Дмитрий Иванович делил их на две категории: одни, со зверобоем, звались условно «галками», а другие, со стихами и причудами – «манонами». И те, и другие как-то не приживались. Петюня любил разнообразие. Кроме того, он любил делиться с друзьями.  

Покачиваясь на шатком стуле, Дмитрий Иванович прикидывал, кто появится на этот раз. Он не был у Петюни уже довольно долго. Мысленно продолжая разговор, он с каждой минутой чувствовал, что все сильнее заводится, что, возможно, Петюня прав, и стоит закрутить в ближайшее время какой-нибудь роман-скороспелку. Еще он решил купить по дороге «Пентхаус». Журналы эти он не то чтобы презирал, но, по натуре брезгливый, редко позволял себе виртуальные услады с фотографиями.

Стоял на дворе поздний ноябрь. Дмитрию Ивановичу осень не нравилась. Он думал, о том, что серо-белые окраины Москвы особенно мучительны для него после Италии, где он тщетно пытался вырулить к полноте жизни этим летом. В Москве самый воздух чужд эротике, думал он дальше, или это просто усталость, помноженная на страх? 

В прихожей уже давно гудели голоса. Дмитрий Иванович очнулся и зажег новую сигарету. 

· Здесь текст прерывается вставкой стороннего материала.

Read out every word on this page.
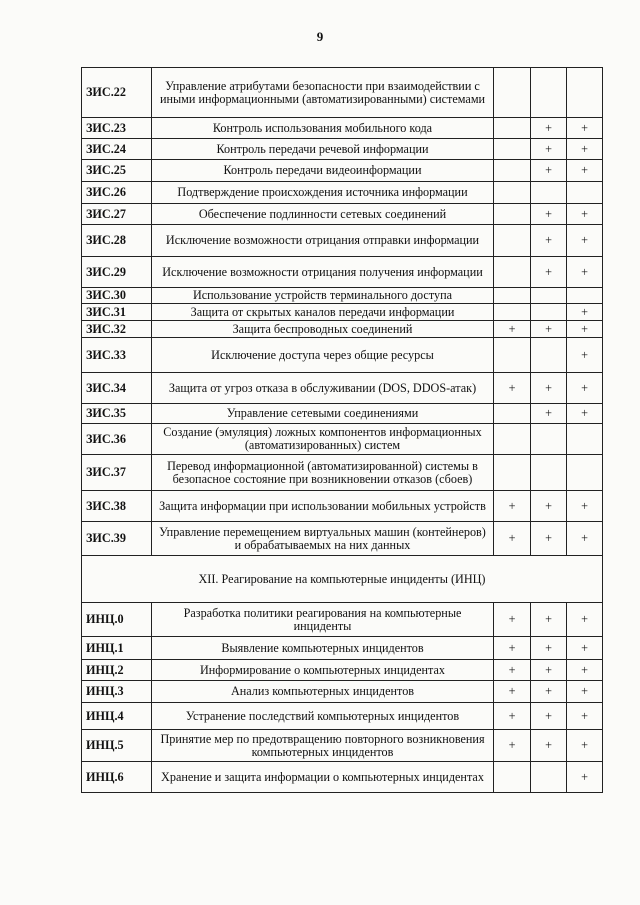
9
ЗИС.22	Управление атрибутами безопасности при взаимодействии с иными информационными (автоматизированными) системами			
ЗИС.23	Контроль использования мобильного кода		+	+
ЗИС.24	Контроль передачи речевой информации		+	+
ЗИС.25	Контроль передачи видеоинформации		+	+
ЗИС.26	Подтверждение происхождения источника информации			
ЗИС.27	Обеспечение подлинности сетевых соединений		+	+
ЗИС.28	Исключение возможности отрицания отправки информации		+	+
ЗИС.29	Исключение возможности отрицания получения информации		+	+
ЗИС.30	Использование устройств терминального доступа			
ЗИС.31	Защита от скрытых каналов передачи информации			+
ЗИС.32	Защита беспроводных соединений	+	+	+
ЗИС.33	Исключение доступа через общие ресурсы			+
ЗИС.34	Защита от угроз отказа в обслуживании (DOS, DDOS-атак)	+	+	+
ЗИС.35	Управление сетевыми соединениями		+	+
ЗИС.36	Создание (эмуляция) ложных компонентов информационных (автоматизированных) систем			
ЗИС.37	Перевод информационной (автоматизированной) системы в безопасное состояние при возникновении отказов (сбоев)			
ЗИС.38	Защита информации при использовании мобильных устройств	+	+	+
ЗИС.39	Управление перемещением виртуальных машин (контейнеров) и обрабатываемых на них данных	+	+	+
XII. Реагирование на компьютерные инциденты (ИНЦ)				
ИНЦ.0	Разработка политики реагирования на компьютерные инциденты	+	+	+
ИНЦ.1	Выявление компьютерных инцидентов	+	+	+
ИНЦ.2	Информирование о компьютерных инцидентах	+	+	+
ИНЦ.3	Анализ компьютерных инцидентов	+	+	+
ИНЦ.4	Устранение последствий компьютерных инцидентов	+	+	+
ИНЦ.5	Принятие мер по предотвращению повторного возникновения компьютерных инцидентов	+	+	+
ИНЦ.6	Хранение и защита информации о компьютерных инцидентах			+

– Отец Валентин, известный, настоятель прихода в Хамовниках, – негромко воскликнул Петюня, застрявший в дверном проеме вместе с полным, в модном макаронном свитере, молодым и зорким дядечкой. 

«Вот черт, не баба!» – злобно сказал себе Дмитрий Иванович. Он любезно протянул новоявленному гостю руку. «Отец Валентин, это, так сказать, светило нашей исторической науки, Митя Еленский, прошу…» – тут Петюня повел длинной ладонью, будто собирался пригласить обоих на мазурку. Толстый слегка поклонился, разглаживая жесткую бороду, похожую на кусок кольчуги. «Очень рад, очень рад», – произнес он благодушно и стал садится на один из Петюниных табуретов, придерживая несуществующие складки длинного платья. Дмитрий Иванович улыбнулся. 

– Что ж, – сказал отец, как уже было объявлено, Валентин, – не испить ли нам, братие, и ну их всех к чертям! 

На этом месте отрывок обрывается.